Такого оборота событий Марь Пална, похоже, не ожидала, но взяла себя в руки быстро:
- Хорошо соображаешь, Ребров.
- Чего ж тут соображать... один человек... одни человеки как раз и предпочитают встречи в номерах "России" или каких других, при казенных свечах...
- При каких свечах? - секретарша выигрывала время, чтобы обдумать еще раз рисунок беседы. Ребров промолчал. - Пойдем отсюда, банкир, здесь неуютно. - Марь Пална поднялась, вышагивая впереди Реброва. Она принадлежала к числу женщин, производимых природной штучным способом и не заметить это сподобился бы разве что слепой.

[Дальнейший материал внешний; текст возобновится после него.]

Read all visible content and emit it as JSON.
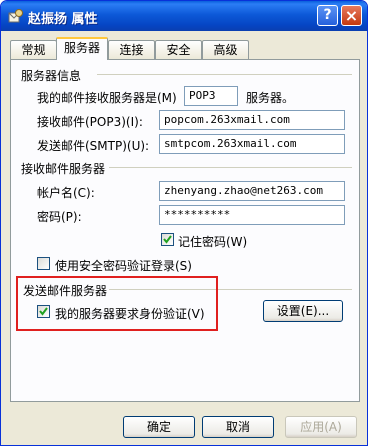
{
  "window": {
    "title": "赵振扬 属性",
    "help_label": "?",
    "close_label": "×"
  },
  "tabs": [
    "常规",
    "服务器",
    "连接",
    "安全",
    "高级"
  ],
  "server_info": {
    "group_label": "服务器信息",
    "incoming_type_label": "我的邮件接收服务器是(M)",
    "incoming_type_value": "POP3",
    "incoming_type_suffix": "服务器。",
    "pop3_label": "接收邮件(POP3)(I):",
    "pop3_value": "popcom.263xmail.com",
    "smtp_label": "发送邮件(SMTP)(U):",
    "smtp_value": "smtpcom.263xmail.com"
  },
  "incoming_server": {
    "group_label": "接收邮件服务器",
    "account_label": "帐户名(C):",
    "account_value": "zhenyang.zhao@net263.com",
    "password_label": "密码(P):",
    "password_value": "**********",
    "remember_label": "记住密码(W)",
    "remember_checked": true,
    "spa_label": "使用安全密码验证登录(S)",
    "spa_checked": false
  },
  "outgoing_server": {
    "group_label": "发送邮件服务器",
    "auth_label": "我的服务器要求身份验证(V)",
    "auth_checked": true,
    "settings_button": "设置(E)..."
  },
  "footer": {
    "ok": "确定",
    "cancel": "取消",
    "apply": "应用(A)"
  },
  "colors": {
    "titlebar": "#0a5fdc",
    "highlight_box": "#e0201f",
    "tab_accent": "#ffc83c"
  }
}
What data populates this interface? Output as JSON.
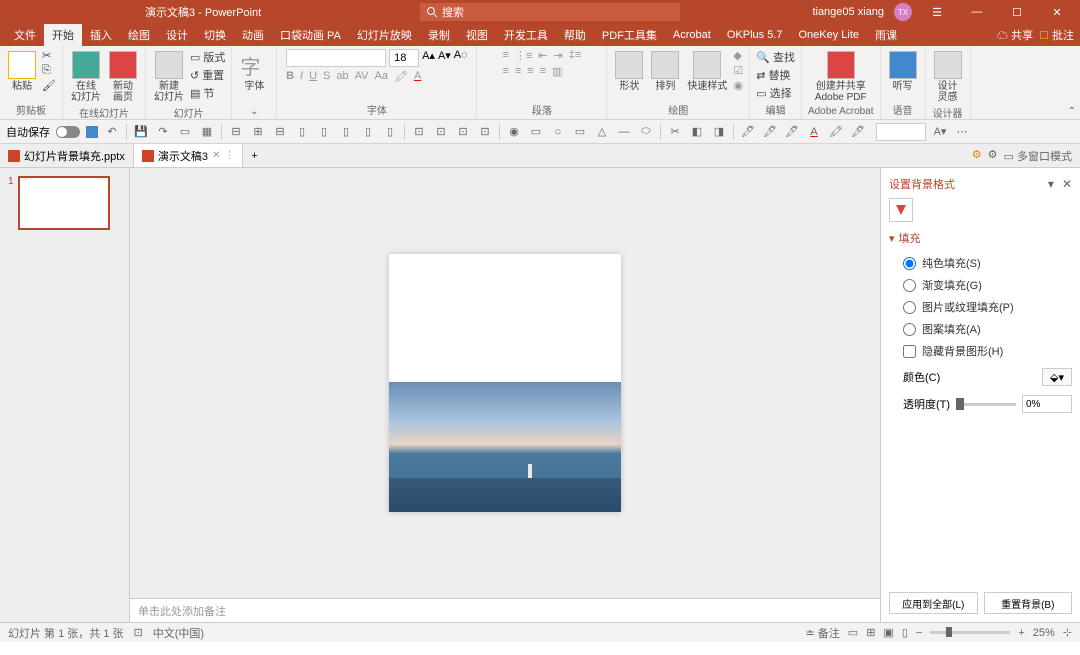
{
  "title": {
    "doc": "演示文稿3 - PowerPoint",
    "search": "搜索",
    "user": "tiange05 xiang",
    "avatar": "TX"
  },
  "menu": {
    "items": [
      "文件",
      "开始",
      "插入",
      "绘图",
      "设计",
      "切换",
      "动画",
      "口袋动画 PA",
      "幻灯片放映",
      "录制",
      "视图",
      "开发工具",
      "帮助",
      "PDF工具集",
      "Acrobat",
      "OKPlus 5.7",
      "OneKey Lite",
      "雨课"
    ],
    "active": 1,
    "share": "共享",
    "comment": "批注"
  },
  "ribbon": {
    "g1": {
      "paste": "粘贴",
      "label": "剪贴板"
    },
    "g2": {
      "online": "在线\n幻灯片",
      "newpage": "新动\n画页",
      "label": "在线幻灯片"
    },
    "g3": {
      "newslide": "新建\n幻灯片",
      "layout": "版式",
      "reset": "重置",
      "section": "节",
      "label": "幻灯片"
    },
    "g4": {
      "font": "字体",
      "label": "字体",
      "fontsize": "18"
    },
    "g5": {
      "label": "段落"
    },
    "g6": {
      "shape": "形状",
      "arrange": "排列",
      "quick": "快速样式",
      "label": "绘图"
    },
    "g7": {
      "find": "查找",
      "replace": "替换",
      "select": "选择",
      "label": "编辑"
    },
    "g8": {
      "adobe": "创建并共享\nAdobe PDF",
      "label": "Adobe Acrobat"
    },
    "g9": {
      "dict": "听写",
      "label": "语音"
    },
    "g10": {
      "design": "设计\n灵感",
      "label": "设计器"
    }
  },
  "qat": {
    "autosave": "自动保存"
  },
  "doctabs": {
    "t1": "幻灯片背景填充.pptx",
    "t2": "演示文稿3",
    "multi": "多窗口模式"
  },
  "thumb": {
    "num": "1"
  },
  "notes": "单击此处添加备注",
  "pane": {
    "title": "设置背景格式",
    "section": "填充",
    "o1": "纯色填充(S)",
    "o2": "渐变填充(G)",
    "o3": "图片或纹理填充(P)",
    "o4": "图案填充(A)",
    "o5": "隐藏背景图形(H)",
    "color": "颜色(C)",
    "trans": "透明度(T)",
    "transval": "0%",
    "apply": "应用到全部(L)",
    "reset": "重置背景(B)"
  },
  "status": {
    "slide": "幻灯片 第 1 张，共 1 张",
    "lang": "中文(中国)",
    "notes": "备注",
    "zoom": "25%"
  }
}
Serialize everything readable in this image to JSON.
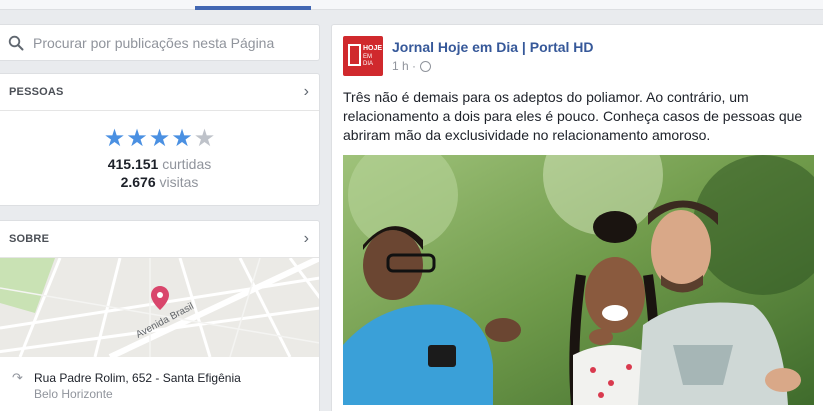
{
  "search": {
    "placeholder": "Procurar por publicações nesta Página"
  },
  "people_card": {
    "title": "PESSOAS",
    "rating": 4,
    "rating_max": 5,
    "likes_count": "415.151",
    "likes_label": "curtidas",
    "visits_count": "2.676",
    "visits_label": "visitas"
  },
  "about_card": {
    "title": "SOBRE",
    "map_street_label": "Avenida Brasil",
    "address_line1": "Rua Padre Rolim, 652 - Santa Efigênia",
    "address_line2": "Belo Horizonte"
  },
  "post": {
    "page_name": "Jornal Hoje em Dia | Portal HD",
    "logo_line1": "HOJE",
    "logo_line2": "EM DIA",
    "time": "1 h ·",
    "text": "Três não é demais para os adeptos do poliamor. Ao contrário, um relacionamento a dois para eles é pouco. Conheça casos de pessoas que abriram mão da exclusividade no relacionamento amoroso."
  },
  "colors": {
    "facebook_blue": "#4267b2",
    "link_blue": "#365899",
    "star_blue": "#4a90e2",
    "logo_red": "#d0292d",
    "map_pin": "#d9466c"
  }
}
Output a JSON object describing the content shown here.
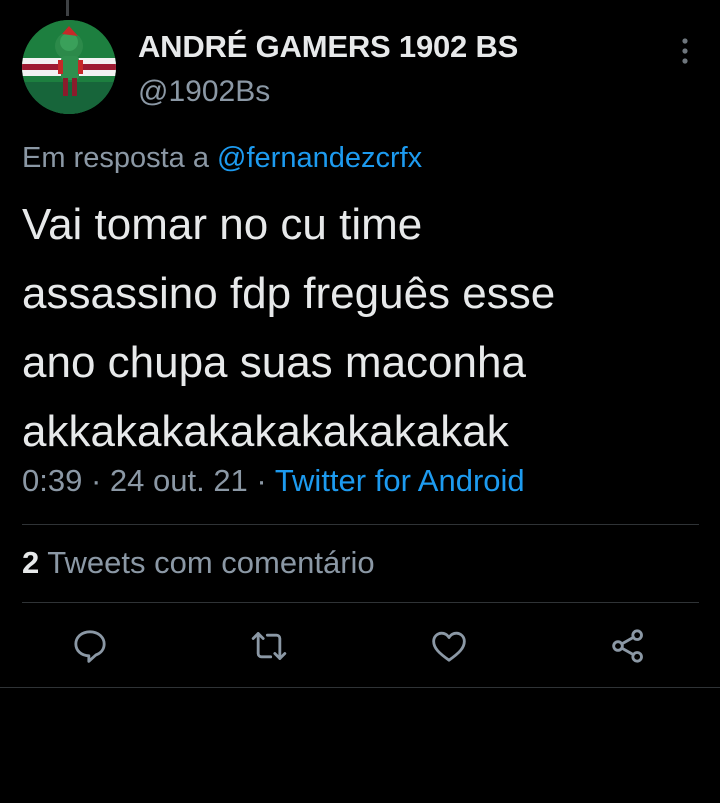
{
  "tweet": {
    "display_name": "ANDRÉ GAMERS 1902 BS",
    "handle": "@1902Bs",
    "reply_prefix": "Em resposta a ",
    "reply_mention": "@fernandezcrfx",
    "text_lines": [
      "Vai tomar no cu time",
      "assassino fdp freguês esse",
      "ano chupa suas maconha",
      "akkakakakakakakakakak"
    ],
    "time": "0:39",
    "date": "24 out. 21",
    "separator": " · ",
    "source": "Twitter for Android",
    "quote_count": "2",
    "quote_label": " Tweets com comentário"
  },
  "actions": [
    {
      "icon": "reply-icon"
    },
    {
      "icon": "retweet-icon"
    },
    {
      "icon": "like-icon"
    },
    {
      "icon": "share-icon"
    }
  ],
  "colors": {
    "background": "#000000",
    "primary_text": "#e7e9ea",
    "secondary_text": "#8b98a5",
    "link": "#1d9bf0",
    "divider": "#2f3336"
  }
}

Пришли в приемную. Секретарша плотно затворила двери, заварила чай, села, высоко задрав юбку и закинув ногу на ногу. Реброву стало противно: не мальчик же... посмотрел на двери кабинета предправления. Секретарша перехватила взгляд, успокоила:
- Уехал... будет только завтра к полудню... можешь поспать подольше...
- У меня свой начальник есть, - сообщил Ребров.
- Да ну... - притворно изумилась секретарша. - Ребров, про подоконник, - кивнула на двери предправления, - в его кабинете слышал?
- Слышал.
- Веришь?
Ребров замялся. - Вижу веришь... ну и дурак. У нас каждый норовит красивую, заметь, недоступную ему, женщину, грязью обляпать. Знаешь, почему про подоконник вранье?
- Почему? - поддержал игру Ребров.
- Потому что на подоконнике кактусы! Попробуй на иголках, рассмеялась.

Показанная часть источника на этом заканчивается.